New Approach Blocks Staph Infections
Research supported by the National Institutes of Health has blocked staph infections in mice, and coming human trials will show whether it solves an worrisome trend: a staph bacterium that is increasingly resistant to antibiotics. The new approach, using a drug that had been tested in clinical trials as a cholesterol-lowering agent, was described in the February 14 online edition of Science.
"By following their scientific instinct about a basic biological process, the researchers made a surprising discovery with important clinical implications," said NIH Director Dr. Elias Zerhouni. "Although the results are still very preliminary, they offer a promising new lead for developing drugs to treat a very timely and medically important health concern."

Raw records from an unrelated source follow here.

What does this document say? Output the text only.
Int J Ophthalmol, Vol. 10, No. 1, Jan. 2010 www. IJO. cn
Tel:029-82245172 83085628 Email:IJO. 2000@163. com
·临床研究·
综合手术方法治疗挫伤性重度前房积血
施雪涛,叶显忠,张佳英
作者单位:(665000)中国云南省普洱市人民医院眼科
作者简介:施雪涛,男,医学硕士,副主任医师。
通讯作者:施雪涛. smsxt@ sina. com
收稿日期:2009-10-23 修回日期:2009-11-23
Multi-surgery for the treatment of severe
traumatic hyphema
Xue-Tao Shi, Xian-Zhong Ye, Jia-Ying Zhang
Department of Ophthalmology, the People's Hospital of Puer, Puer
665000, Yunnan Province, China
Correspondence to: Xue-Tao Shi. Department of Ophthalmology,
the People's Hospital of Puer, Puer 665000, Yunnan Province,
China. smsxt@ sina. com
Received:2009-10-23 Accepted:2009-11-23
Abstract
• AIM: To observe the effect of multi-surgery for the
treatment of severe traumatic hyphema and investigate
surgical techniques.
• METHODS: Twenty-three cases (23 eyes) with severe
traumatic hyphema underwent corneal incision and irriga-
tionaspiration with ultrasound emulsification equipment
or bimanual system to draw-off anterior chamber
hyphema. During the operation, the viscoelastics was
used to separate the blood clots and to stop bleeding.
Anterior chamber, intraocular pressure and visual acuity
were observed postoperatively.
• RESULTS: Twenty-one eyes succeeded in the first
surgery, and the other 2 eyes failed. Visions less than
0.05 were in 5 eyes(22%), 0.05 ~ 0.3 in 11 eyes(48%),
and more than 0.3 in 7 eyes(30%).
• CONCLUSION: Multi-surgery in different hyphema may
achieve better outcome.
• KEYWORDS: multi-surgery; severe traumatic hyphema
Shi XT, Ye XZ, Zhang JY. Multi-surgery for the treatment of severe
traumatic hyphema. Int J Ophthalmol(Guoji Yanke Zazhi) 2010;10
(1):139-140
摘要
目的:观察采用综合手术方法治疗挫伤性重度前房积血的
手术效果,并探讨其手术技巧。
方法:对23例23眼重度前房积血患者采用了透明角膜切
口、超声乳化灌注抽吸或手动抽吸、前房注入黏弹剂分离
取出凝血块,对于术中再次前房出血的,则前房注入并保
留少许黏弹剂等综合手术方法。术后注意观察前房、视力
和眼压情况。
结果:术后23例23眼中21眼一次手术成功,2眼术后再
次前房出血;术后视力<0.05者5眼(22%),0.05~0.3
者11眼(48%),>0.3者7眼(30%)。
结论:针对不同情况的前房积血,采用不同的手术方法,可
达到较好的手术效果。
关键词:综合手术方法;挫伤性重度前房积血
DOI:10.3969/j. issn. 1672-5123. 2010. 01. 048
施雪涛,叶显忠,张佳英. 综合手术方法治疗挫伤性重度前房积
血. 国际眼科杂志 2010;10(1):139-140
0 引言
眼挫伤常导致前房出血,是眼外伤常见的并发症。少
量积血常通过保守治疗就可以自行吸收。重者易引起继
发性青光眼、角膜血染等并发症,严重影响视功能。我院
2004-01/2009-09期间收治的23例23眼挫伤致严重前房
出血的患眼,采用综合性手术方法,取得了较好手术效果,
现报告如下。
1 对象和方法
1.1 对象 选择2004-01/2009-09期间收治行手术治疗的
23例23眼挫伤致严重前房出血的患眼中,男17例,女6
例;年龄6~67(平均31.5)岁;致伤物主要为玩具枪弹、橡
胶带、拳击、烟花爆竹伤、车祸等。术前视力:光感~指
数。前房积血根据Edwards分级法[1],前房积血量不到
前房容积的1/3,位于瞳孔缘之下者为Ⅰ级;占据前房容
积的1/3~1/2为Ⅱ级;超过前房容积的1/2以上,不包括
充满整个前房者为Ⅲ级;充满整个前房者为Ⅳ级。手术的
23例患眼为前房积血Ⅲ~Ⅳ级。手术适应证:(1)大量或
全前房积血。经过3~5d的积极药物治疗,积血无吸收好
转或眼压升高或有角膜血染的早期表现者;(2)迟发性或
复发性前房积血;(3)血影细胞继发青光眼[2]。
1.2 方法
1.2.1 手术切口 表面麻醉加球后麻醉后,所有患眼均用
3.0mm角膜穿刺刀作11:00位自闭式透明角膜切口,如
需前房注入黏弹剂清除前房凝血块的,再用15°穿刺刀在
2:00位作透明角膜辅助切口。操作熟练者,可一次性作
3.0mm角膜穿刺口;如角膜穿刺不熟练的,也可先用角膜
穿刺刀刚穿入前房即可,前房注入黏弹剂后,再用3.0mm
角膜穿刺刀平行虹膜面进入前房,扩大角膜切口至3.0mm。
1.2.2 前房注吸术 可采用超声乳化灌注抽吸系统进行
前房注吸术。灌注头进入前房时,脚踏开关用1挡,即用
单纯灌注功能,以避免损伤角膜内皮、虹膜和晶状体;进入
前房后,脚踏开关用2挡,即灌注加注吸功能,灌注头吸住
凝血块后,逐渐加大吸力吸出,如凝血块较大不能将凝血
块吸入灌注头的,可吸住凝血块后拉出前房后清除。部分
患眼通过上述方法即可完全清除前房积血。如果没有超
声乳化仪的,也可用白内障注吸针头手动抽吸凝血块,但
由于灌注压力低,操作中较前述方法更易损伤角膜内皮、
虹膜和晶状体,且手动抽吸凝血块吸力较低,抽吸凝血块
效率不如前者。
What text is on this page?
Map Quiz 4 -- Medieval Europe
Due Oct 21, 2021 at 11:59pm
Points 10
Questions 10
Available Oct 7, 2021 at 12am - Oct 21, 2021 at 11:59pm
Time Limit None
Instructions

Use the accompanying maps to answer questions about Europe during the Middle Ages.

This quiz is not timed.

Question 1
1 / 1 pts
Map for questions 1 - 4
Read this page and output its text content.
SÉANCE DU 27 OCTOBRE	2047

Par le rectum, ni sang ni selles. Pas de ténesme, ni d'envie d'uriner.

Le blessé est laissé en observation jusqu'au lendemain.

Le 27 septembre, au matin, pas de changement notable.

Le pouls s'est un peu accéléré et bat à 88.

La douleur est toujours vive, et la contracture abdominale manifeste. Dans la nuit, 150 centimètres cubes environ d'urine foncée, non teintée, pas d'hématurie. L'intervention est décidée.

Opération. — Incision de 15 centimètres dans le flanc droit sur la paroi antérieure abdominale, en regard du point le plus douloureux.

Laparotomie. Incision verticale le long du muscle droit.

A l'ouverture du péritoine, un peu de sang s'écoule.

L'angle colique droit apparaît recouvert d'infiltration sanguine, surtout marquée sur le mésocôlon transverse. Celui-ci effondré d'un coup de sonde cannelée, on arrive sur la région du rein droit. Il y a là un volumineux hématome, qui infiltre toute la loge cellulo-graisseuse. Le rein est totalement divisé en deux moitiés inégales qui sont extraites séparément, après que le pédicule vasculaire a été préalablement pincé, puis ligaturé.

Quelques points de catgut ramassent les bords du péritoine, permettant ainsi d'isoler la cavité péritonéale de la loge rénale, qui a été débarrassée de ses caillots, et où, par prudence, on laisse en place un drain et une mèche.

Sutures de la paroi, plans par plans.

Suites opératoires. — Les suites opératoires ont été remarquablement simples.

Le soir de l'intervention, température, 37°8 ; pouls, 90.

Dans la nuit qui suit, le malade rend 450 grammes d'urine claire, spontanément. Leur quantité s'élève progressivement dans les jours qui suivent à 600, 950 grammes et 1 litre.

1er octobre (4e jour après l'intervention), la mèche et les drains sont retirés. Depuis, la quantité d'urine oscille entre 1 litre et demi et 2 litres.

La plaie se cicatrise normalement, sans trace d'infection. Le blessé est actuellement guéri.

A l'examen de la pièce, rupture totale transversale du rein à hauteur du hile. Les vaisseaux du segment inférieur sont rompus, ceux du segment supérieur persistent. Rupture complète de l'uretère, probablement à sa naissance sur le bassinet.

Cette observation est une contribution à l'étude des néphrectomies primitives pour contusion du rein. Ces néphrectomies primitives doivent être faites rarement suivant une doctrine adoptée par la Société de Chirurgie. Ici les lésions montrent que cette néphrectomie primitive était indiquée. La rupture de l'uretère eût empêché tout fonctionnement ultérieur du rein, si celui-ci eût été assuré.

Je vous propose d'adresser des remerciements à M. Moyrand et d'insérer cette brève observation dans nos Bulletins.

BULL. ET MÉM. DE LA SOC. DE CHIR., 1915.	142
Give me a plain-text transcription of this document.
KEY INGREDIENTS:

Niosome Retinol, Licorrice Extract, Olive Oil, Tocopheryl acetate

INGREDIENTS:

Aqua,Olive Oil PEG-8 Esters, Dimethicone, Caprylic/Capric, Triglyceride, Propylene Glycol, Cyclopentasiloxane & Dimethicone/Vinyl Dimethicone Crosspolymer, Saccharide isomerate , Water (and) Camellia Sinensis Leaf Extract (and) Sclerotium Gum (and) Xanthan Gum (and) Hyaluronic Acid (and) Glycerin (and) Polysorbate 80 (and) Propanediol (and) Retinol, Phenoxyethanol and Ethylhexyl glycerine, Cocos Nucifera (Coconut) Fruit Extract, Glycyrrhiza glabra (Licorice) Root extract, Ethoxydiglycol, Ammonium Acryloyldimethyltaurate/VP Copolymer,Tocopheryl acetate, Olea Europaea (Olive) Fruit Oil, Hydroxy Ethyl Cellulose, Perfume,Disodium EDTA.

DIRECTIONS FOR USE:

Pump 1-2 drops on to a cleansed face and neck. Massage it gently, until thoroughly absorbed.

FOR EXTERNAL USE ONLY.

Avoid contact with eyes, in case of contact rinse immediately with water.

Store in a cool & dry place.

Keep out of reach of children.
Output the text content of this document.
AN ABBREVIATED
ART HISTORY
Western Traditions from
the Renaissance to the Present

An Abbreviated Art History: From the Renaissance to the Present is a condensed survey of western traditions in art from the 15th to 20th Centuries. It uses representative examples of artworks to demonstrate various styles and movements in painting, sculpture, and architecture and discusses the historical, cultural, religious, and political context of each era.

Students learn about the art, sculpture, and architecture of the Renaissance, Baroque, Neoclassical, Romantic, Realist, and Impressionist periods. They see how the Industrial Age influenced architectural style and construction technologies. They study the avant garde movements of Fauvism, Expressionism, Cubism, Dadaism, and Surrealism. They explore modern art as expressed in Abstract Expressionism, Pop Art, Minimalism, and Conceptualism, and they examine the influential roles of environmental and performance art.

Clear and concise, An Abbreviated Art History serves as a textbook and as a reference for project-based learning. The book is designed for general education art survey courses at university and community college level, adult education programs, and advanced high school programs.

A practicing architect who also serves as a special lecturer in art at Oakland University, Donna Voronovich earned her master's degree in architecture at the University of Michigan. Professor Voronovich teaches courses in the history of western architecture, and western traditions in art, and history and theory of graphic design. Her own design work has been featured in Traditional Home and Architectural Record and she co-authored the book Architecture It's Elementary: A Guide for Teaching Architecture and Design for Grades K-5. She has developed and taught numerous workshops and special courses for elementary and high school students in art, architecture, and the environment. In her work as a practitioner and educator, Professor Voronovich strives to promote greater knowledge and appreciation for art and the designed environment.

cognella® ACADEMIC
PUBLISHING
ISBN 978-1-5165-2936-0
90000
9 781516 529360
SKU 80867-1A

This work was supported by three NIH units: the National Institute of General Medical Sciences, the National Institute of Allergy and Infectious Diseases, and the National Institute of Child Health and Human Development. NIH explains that a pigment turns Staphylococcus aureus golden and acts as an antioxidant to block the reactive oxygen molecules the immune system uses to kill bacteria. The researchers theorized that blocking pigment formation in staph may restore the immune system's ability to thwart infection. Reading a magazine on microbial research in 2005, Eric Oldfield, Ph.D., of the University of Illinois at Urbana-Champaign read how University of California, San Diego researchers knocked out a gene in staph's pigment-making pathway to create colorless, less pathogenic bacteria. "I looked at the metabolic pathway and noticed that it was similar to the one for the production of cholesterol in humans," said Oldfield, who is the senior author of the Science paper. Colleagues at Cedars-Sinai Medical Center in Los Angeles tested eight different drug compounds and found three blocked pigment production in laboratory tests. When the researchers treated mice infected with aureus with one of the compounds, the bacterial population was reduced by 98 percent.